Jakarta, 30 April 2025 — Anggota Komisi X DPR RI, Bonnie Triyana, mengkritik keras rencana Gubernur Jawa Barat Dedi Mulyadi yang akan mengirim siswa bermasalah ke barak militer sebagai bentuk pendidikan karakter. Menurut politisi PDI Perjuangan itu, pendekatan militeristik bukanlah solusi tepat untuk menyelesaikan persoalan kenakalan remaja.
“Tidak semua problem harus diselesaikan oleh tentara, termasuk persoalan siswa bermasalah,” ujar Bonnie dalam pernyataan tertulisnya kepada Kompas.com, Rabu (30/4/2025).
Bonnie menekankan pentingnya kajian matang dalam merumuskan kebijakan pendidikan, terutama yang menyasar siswa dengan perilaku menyimpang. Ia menilai pendekatan militer hanya menawarkan solusi instan yang tidak menyentuh akar permasalahan.
Menurutnya, penanganan siswa bermasalah harus dilakukan secara holistik dengan mempertimbangkan faktor keluarga, lingkungan sosial, serta aktivitas mereka di sekolah. “Penguatan karakter bukan berarti mendidik dengan cara militeristik. Problem siswa kerap kali bersumber dari isu sosial dan psikologis,” tegasnya.

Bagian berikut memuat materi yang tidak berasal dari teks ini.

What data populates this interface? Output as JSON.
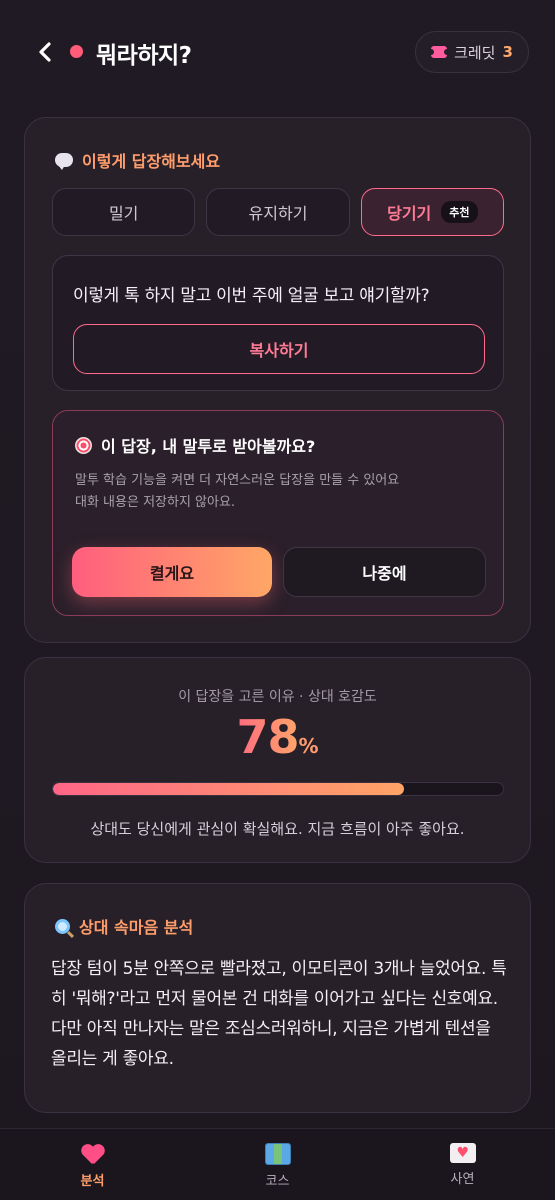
{
  "header": {
    "title": "뭐라하지?",
    "credit_label": "크레딧",
    "credit_count": "3"
  },
  "suggestion": {
    "section_title": "이렇게 답장해보세요",
    "tabs": [
      {
        "label": "밀기",
        "active": false,
        "badge": ""
      },
      {
        "label": "유지하기",
        "active": false,
        "badge": ""
      },
      {
        "label": "당기기",
        "active": true,
        "badge": "추천"
      }
    ],
    "reply_text": "이렇게 톡 하지 말고 이번 주에 얼굴 보고 얘기할까?",
    "copy_label": "복사하기"
  },
  "tone_prompt": {
    "title": "이 답장, 내 말투로 받아볼까요?",
    "desc_line1": "말투 학습 기능을 켜면 더 자연스러운 답장을 만들 수 있어요",
    "desc_line2": "대화 내용은 저장하지 않아요.",
    "enable_label": "켤게요",
    "later_label": "나중에"
  },
  "score": {
    "caption": "이 답장을 고른 이유 · 상대 호감도",
    "value": "78",
    "unit": "%",
    "fraction": 0.78,
    "description": "상대도 당신에게 관심이 확실해요. 지금 흐름이 아주 좋아요."
  },
  "analysis": {
    "title": "상대 속마음 분석",
    "body": "답장 텀이 5분 안쪽으로 빨라졌고, 이모티콘이 3개나 늘었어요. 특히 '뭐해?'라고 먼저 물어본 건 대화를 이어가고 싶다는 신호예요. 다만 아직 만나자는 말은 조심스러워하니, 지금은 가볍게 텐션을 올리는 게 좋아요."
  },
  "nav": [
    {
      "label": "분석",
      "icon": "heart-icon",
      "active": true
    },
    {
      "label": "코스",
      "icon": "map-icon",
      "active": false
    },
    {
      "label": "사연",
      "icon": "letter-icon",
      "active": false
    }
  ],
  "colors": {
    "accent": "#ff6b8b",
    "accent_orange": "#ffa466",
    "background": "#1c1720"
  }
}
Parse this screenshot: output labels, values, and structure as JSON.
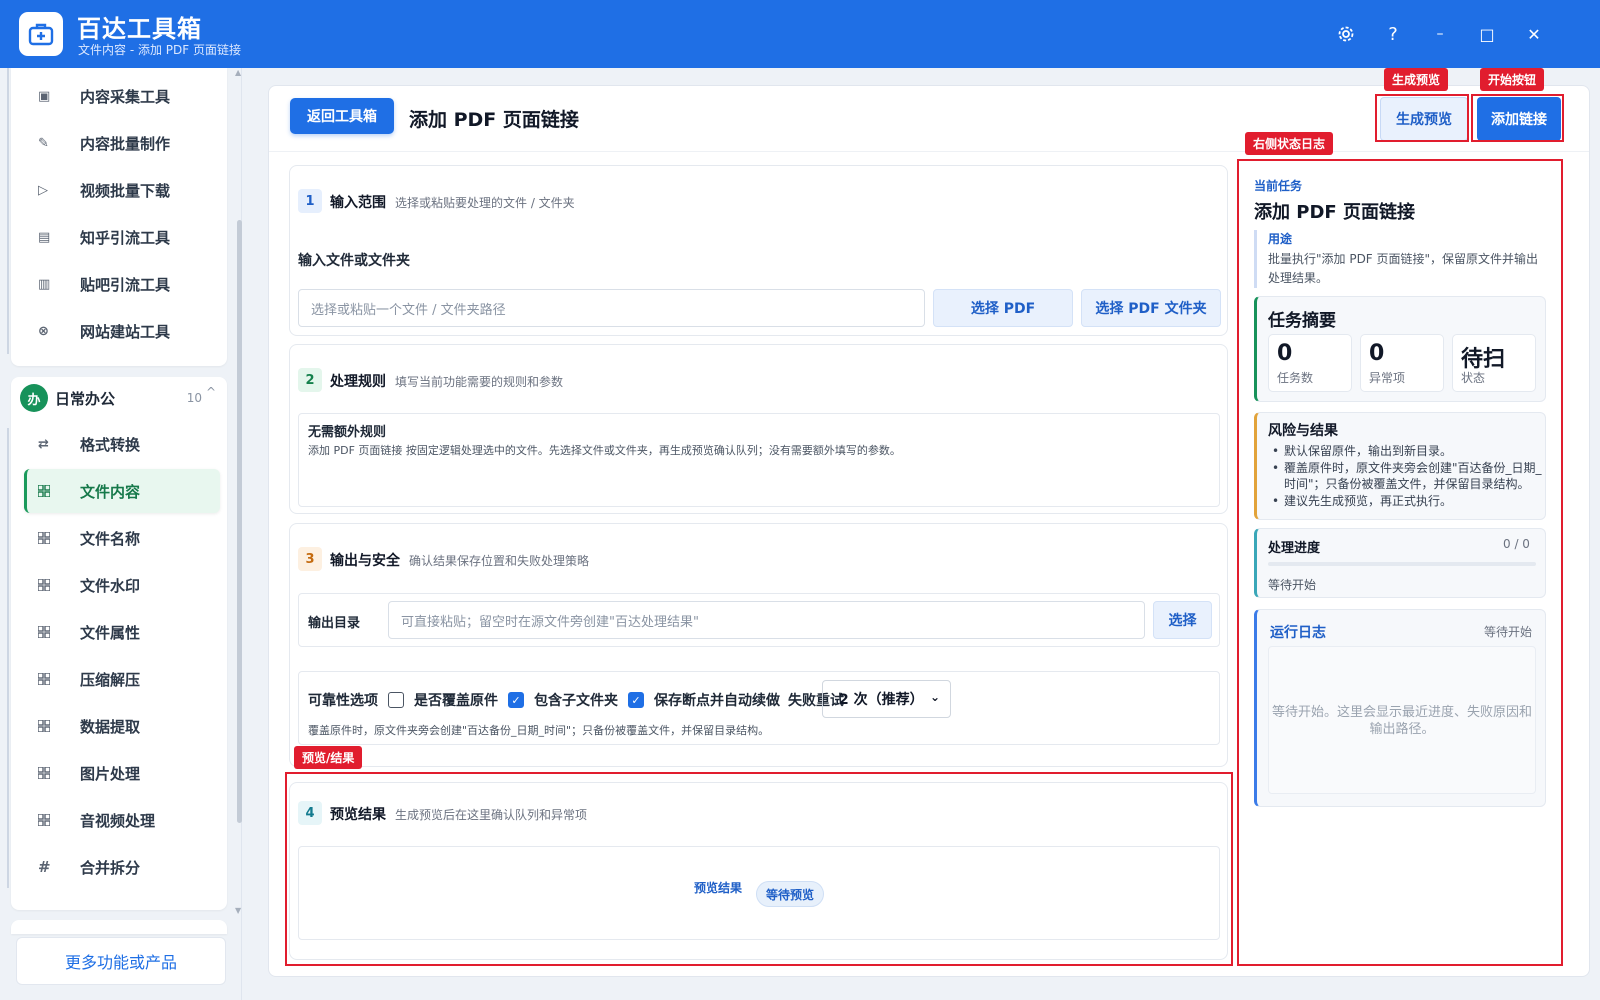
{
  "app": {
    "title": "百达工具箱",
    "subtitle": "文件内容 - 添加 PDF 页面链接"
  },
  "window_controls": {
    "settings_icon": "gear-icon",
    "help": "?",
    "minimize": "–",
    "maximize": "□",
    "close": "✕"
  },
  "sidebar": {
    "top_items": [
      {
        "label": "内容采集工具",
        "icon": "collect-icon"
      },
      {
        "label": "内容批量制作",
        "icon": "pen-icon"
      },
      {
        "label": "视频批量下载",
        "icon": "video-icon"
      },
      {
        "label": "知乎引流工具",
        "icon": "zhihu-icon"
      },
      {
        "label": "贴吧引流工具",
        "icon": "tieba-icon"
      },
      {
        "label": "网站建站工具",
        "icon": "globe-icon"
      }
    ],
    "group": {
      "badge": "办",
      "title": "日常办公",
      "count": "10",
      "caret": "^"
    },
    "group_items": [
      {
        "label": "格式转换",
        "icon": "swap-icon"
      },
      {
        "label": "文件内容",
        "icon": "grid-icon",
        "active": true
      },
      {
        "label": "文件名称",
        "icon": "grid-icon"
      },
      {
        "label": "文件水印",
        "icon": "grid-icon"
      },
      {
        "label": "文件属性",
        "icon": "grid-icon"
      },
      {
        "label": "压缩解压",
        "icon": "grid-icon"
      },
      {
        "label": "数据提取",
        "icon": "grid-icon"
      },
      {
        "label": "图片处理",
        "icon": "grid-icon"
      },
      {
        "label": "音视频处理",
        "icon": "grid-icon"
      },
      {
        "label": "合并拆分",
        "icon": "hash-icon"
      }
    ],
    "more_button": "更多功能或产品"
  },
  "header": {
    "back_button": "返回工具箱",
    "page_title": "添加 PDF 页面链接",
    "preview_button": "生成预览",
    "start_button": "添加链接"
  },
  "sections": {
    "input": {
      "num": "1",
      "title": "输入范围",
      "desc": "选择或粘贴要处理的文件 / 文件夹",
      "field_label": "输入文件或文件夹",
      "placeholder": "选择或粘贴一个文件 / 文件夹路径",
      "pick_pdf": "选择 PDF",
      "pick_folder": "选择 PDF 文件夹"
    },
    "rules": {
      "num": "2",
      "title": "处理规则",
      "desc": "填写当前功能需要的规则和参数",
      "box_title": "无需额外规则",
      "box_text": "添加 PDF 页面链接 按固定逻辑处理选中的文件。先选择文件或文件夹，再生成预览确认队列；没有需要额外填写的参数。"
    },
    "output": {
      "num": "3",
      "title": "输出与安全",
      "desc": "确认结果保存位置和失败处理策略",
      "dir_label": "输出目录",
      "dir_placeholder": "可直接粘贴；留空时在源文件旁创建\"百达处理结果\"",
      "choose": "选择",
      "options_label": "可靠性选项",
      "overwrite_label": "是否覆盖原件",
      "overwrite_checked": false,
      "subfolders_label": "包含子文件夹",
      "subfolders_checked": true,
      "resume_label": "保存断点并自动续做",
      "resume_checked": true,
      "retry_label": "失败重试",
      "retry_value": "2 次（推荐）",
      "note": "覆盖原件时，原文件夹旁会创建\"百达备份_日期_时间\"；只备份被覆盖文件，并保留目录结构。"
    },
    "preview": {
      "num": "4",
      "title": "预览结果",
      "desc": "生成预览后在这里确认队列和异常项",
      "result_label": "预览结果",
      "status_chip": "等待预览"
    }
  },
  "annotations": {
    "preview_btn_tag": "生成预览",
    "start_btn_tag": "开始按钮",
    "right_log_tag": "右侧状态日志",
    "preview_result_tag": "预览/结果",
    "color": "#e11d2e"
  },
  "right_panel": {
    "kicker": "当前任务",
    "title": "添加 PDF 页面链接",
    "usage_title": "用途",
    "usage_text": "批量执行\"添加 PDF 页面链接\"，保留原文件并输出处理结果。",
    "summary": {
      "title": "任务摘要",
      "stats": [
        {
          "value": "0",
          "label": "任务数"
        },
        {
          "value": "0",
          "label": "异常项"
        },
        {
          "value": "待扫",
          "label": "状态"
        }
      ]
    },
    "risk": {
      "title": "风险与结果",
      "items": [
        "默认保留原件，输出到新目录。",
        "覆盖原件时，原文件夹旁会创建\"百达备份_日期_时间\"；只备份被覆盖文件，并保留目录结构。",
        "建议先生成预览，再正式执行。"
      ]
    },
    "progress": {
      "title": "处理进度",
      "count": "0 / 0",
      "fraction": 0,
      "status": "等待开始"
    },
    "log": {
      "title": "运行日志",
      "status": "等待开始",
      "placeholder": "等待开始。这里会显示最近进度、失败原因和输出路径。"
    }
  },
  "colors": {
    "primary": "#1f6fe5",
    "active_green": "#17925a",
    "annotation_red": "#e11d2e"
  }
}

Bonnie juga menyoroti perbedaan latar belakang setiap anak yang menyebabkan munculnya perilaku menyimpang. Ia mengingatkan bahwa pendekatan seragam, apalagi bergaya militer, berisiko tidak menyelesaikan masalah, bahkan bisa memperburuk keadaan. “Harus ditemukan pola yang paling tepat sesuai kebutuhan anak-anak ini. Kalau dengan gaya militeristik, malah bisa jadi ke mana-mana,” imbuhnya.
Sebagai alternatif, Bonnie menyarankan agar pemerintah fokus memfasilitasi penyaluran minat dan bakat siswa, terutama dalam bidang olahraga dan kesenian, untuk menyalurkan energi dan kreativitas mereka ke arah positif. Ia menyebut pendekatan ini lebih berkelanjutan dalam membentuk karakter.
Sebelumnya, Gubernur Dedi Mulyadi mengumumkan program pendidikan karakter untuk siswa bermasalah di Jawa Barat melalui pelatihan di barak militer yang akan dimulai 2 Mei 2025. Program ini melibatkan kerja sama dengan TNI dan Polri, dan akan diterapkan di 30 hingga 40 barak di wilayah yang dianggap rawan. Setiap peserta akan mengikuti pembinaan selama enam bulan berdasarkan kesepakatan antara sekolah dan orang tua.